Картина, видимая с дневного неба, иная, чем ночью. В темноте виден каждый залп, каждый выстрел. Молниями сверкают вокруг разрывы снарядов. Днем ничего этого нет. Лишь маленькие облачка, похожие на распушенные комки ваты, то и дело появляются в воздухе. Чтобы заметить место стреляющей по нас батареи и тем более одиночного орудия, нужен очень наметанный глаз.

Уже минут за десять до цели начался «концерт». Слева, сзади, впереди, справа — всюду вокруг нас, то ниже, то выше взрывались выплевываемые из десятков стволов зенитные снаряды. Проскакивая через облачка разрывов, мы чувствовали едкий запах сгоревшей взрывчатки.

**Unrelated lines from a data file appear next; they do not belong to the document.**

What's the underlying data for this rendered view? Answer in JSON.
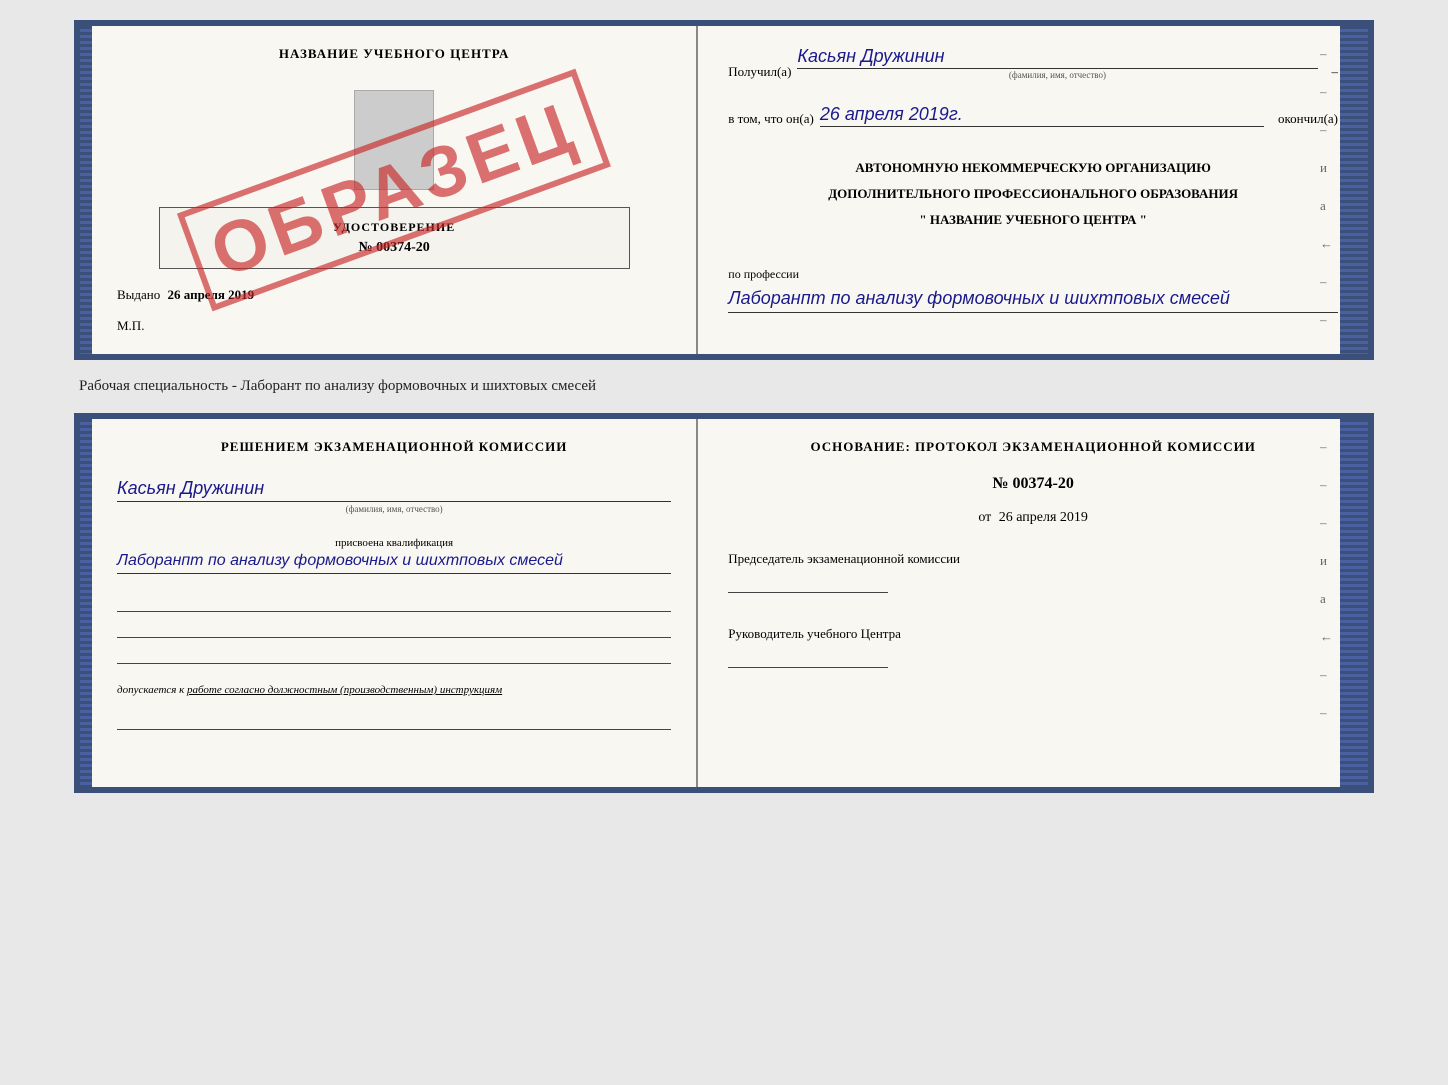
{
  "page": {
    "background": "#e8e8e8"
  },
  "top_cert": {
    "left": {
      "title": "НАЗВАНИЕ УЧЕБНОГО ЦЕНТРА",
      "inner_title": "УДОСТОВЕРЕНИЕ",
      "inner_number": "№ 00374-20",
      "issued_label": "Выдано",
      "issued_date": "26 апреля 2019",
      "mp_label": "М.П."
    },
    "stamp": "ОБРАЗЕЦ",
    "right": {
      "received_label": "Получил(а)",
      "received_name": "Касьян Дружинин",
      "received_sub": "(фамилия, имя, отчество)",
      "date_label": "в том, что он(а)",
      "date_value": "26 апреля 2019г.",
      "finished_label": "окончил(а)",
      "org_line1": "АВТОНОМНУЮ НЕКОММЕРЧЕСКУЮ ОРГАНИЗАЦИЮ",
      "org_line2": "ДОПОЛНИТЕЛЬНОГО ПРОФЕССИОНАЛЬНОГО ОБРАЗОВАНИЯ",
      "org_line3": "\"  НАЗВАНИЕ УЧЕБНОГО ЦЕНТРА  \"",
      "profession_label": "по профессии",
      "profession_value": "Лаборанпт по анализу формовочных и шихтповых смесей"
    }
  },
  "specialty_text": "Рабочая специальность - Лаборант по анализу формовочных и шихтовых смесей",
  "bottom_cert": {
    "left": {
      "decision_title": "Решением экзаменационной комиссии",
      "name_value": "Касьян Дружинин",
      "name_sub": "(фамилия, имя, отчество)",
      "qualification_label": "присвоена квалификация",
      "qualification_value": "Лаборанпт по анализу формовочных и шихтповых смесей",
      "допуск_label": "допускается к",
      "допуск_value": "работе согласно должностным (производственным) инструкциям"
    },
    "right": {
      "osnov_label": "Основание: протокол экзаменационной комиссии",
      "protocol_number": "№ 00374-20",
      "date_prefix": "от",
      "date_value": "26 апреля 2019",
      "chairman_label": "Председатель экзаменационной комиссии",
      "head_label": "Руководитель учебного Центра"
    }
  },
  "dashes": [
    "-",
    "-",
    "-",
    "и",
    "а",
    "←",
    "-",
    "-",
    "-"
  ]
}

— Навоняли на все небо, ироды проклятые, — возмущается Штепенко.

Самолет встряхивает, слышен треск, будто крупные градины ударяют по фюзеляжу. Снаряд, видимо, разорвался вблизи и его осколки задели самолет. Саша, как и всегда, само спокойствие. Покручивая штурвальчики и рукоятки прицельного приспособления, он спокойно дает летчикам. поправки на курс. Его спокойствие передалось и нам.

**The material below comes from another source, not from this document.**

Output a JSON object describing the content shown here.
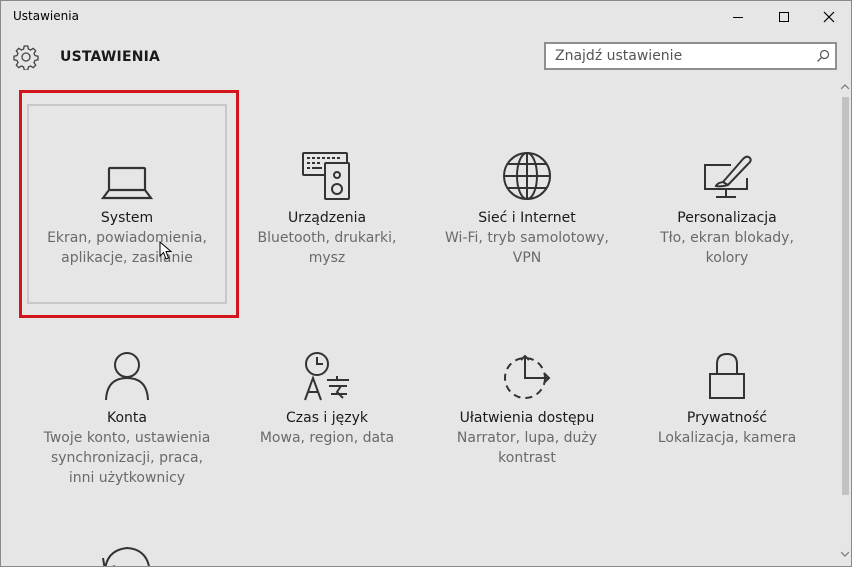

— Восемьдесят градусов вправо.

Облачка разрывов становятся еще гуще и ближе.

— Еще десять вправо, — слышится снова. И, чуть спустя:

— На боевой курс! Девяносто градусов вправо! Только-только выйдя из разворота, слышим снова его спокойные и четкие команды:

— Три градуса вправо… еще два… еще два… Летчики, что это вас все время тянет вправо? — ворчливо журит он нас. — Три градуса влево.

Так ли, не так ли, но справа были все же свои, а слева — враг… Должно быть, самолет сам старается держаться ближе к своим…

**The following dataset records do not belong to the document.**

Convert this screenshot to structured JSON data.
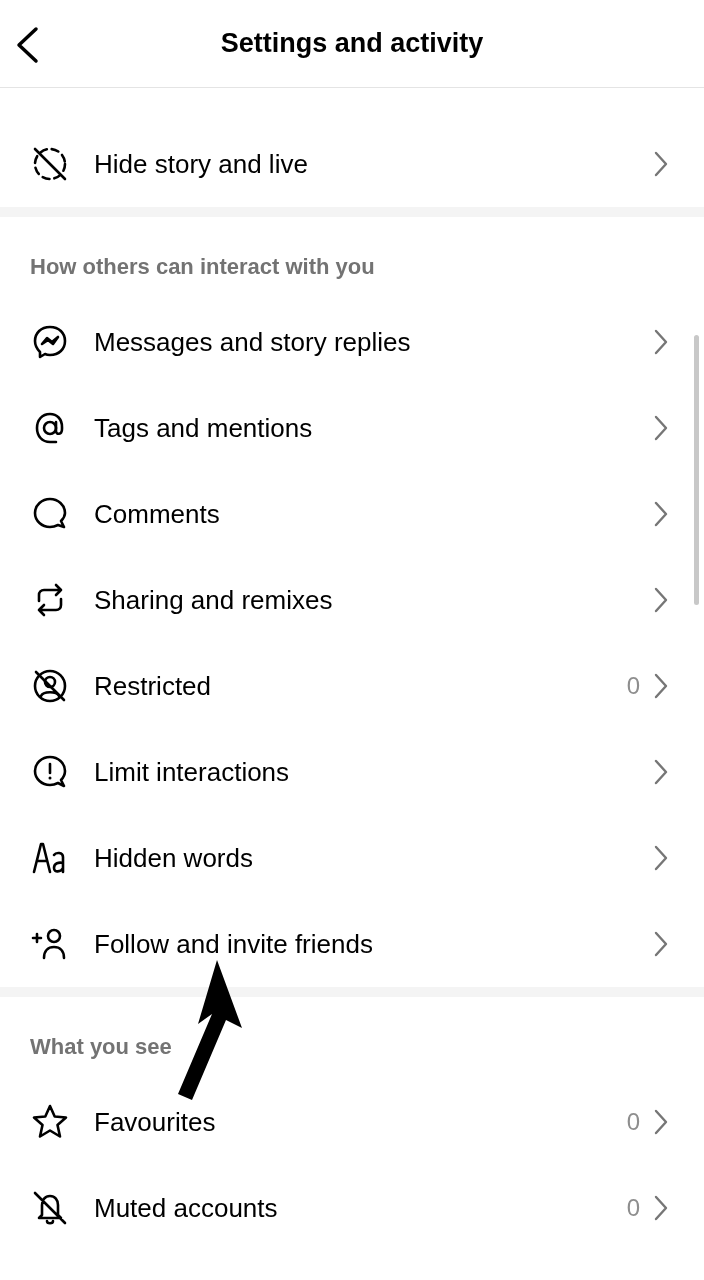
{
  "header": {
    "title": "Settings and activity"
  },
  "sections": [
    {
      "items": [
        {
          "label": "Hide story and live"
        }
      ]
    },
    {
      "title": "How others can interact with you",
      "items": [
        {
          "label": "Messages and story replies"
        },
        {
          "label": "Tags and mentions"
        },
        {
          "label": "Comments"
        },
        {
          "label": "Sharing and remixes"
        },
        {
          "label": "Restricted",
          "count": "0"
        },
        {
          "label": "Limit interactions"
        },
        {
          "label": "Hidden words"
        },
        {
          "label": "Follow and invite friends"
        }
      ]
    },
    {
      "title": "What you see",
      "items": [
        {
          "label": "Favourites",
          "count": "0"
        },
        {
          "label": "Muted accounts",
          "count": "0"
        }
      ]
    }
  ]
}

— Так держать. Открываю бомболюки.

— Летчики! Зайдем еще раз. У меня еще немножко осталось.

Саша верен себе. Еще и еще раз начинаем все сначала. Снова и снова барабанят по обшивке осколки.

— На третьем моторе упало давление масла, — докладывает борттехник.

— Выключить, — бросил лаконично командир и тут же добавил:

— Саша, кончай!

— Сей минут! Сброшу последние.

Однако этот «сей минут» продолжался еще минут пять. Прибавив оставшимся моторам мощности, продолжали доворачивать по командам штурмана то вправо, то влево.

— Все! Давайте домой! — наконец-таки донеслась долгожданная команда.





Летчики, сиденья которых располагались на самом верху фюзеляжа, не имели возможности видеть разрывы своих бомб. Видели это лишь штурман и стрелки. Но, когда Саша Штепенко удовлетворенно и спокойно изрекал: «Порядок!», то не могло быть сомнений, что он уложил бомбы точно туда, куда следовало.

«Наложили» и нам. Прекратилась связь. Позже обнаружилось, что в радиоприемнике застрял осколок. Подшассийные стрелки сообщили, что через крыло просматривается небо… Львиная доля всех этих неприятностей выяснилась лишь потом, после посадки на аэродроме. Подсчитав на стоянке все дырки и дырочки, механики доложили, что насчитано их чуть больше тридцати…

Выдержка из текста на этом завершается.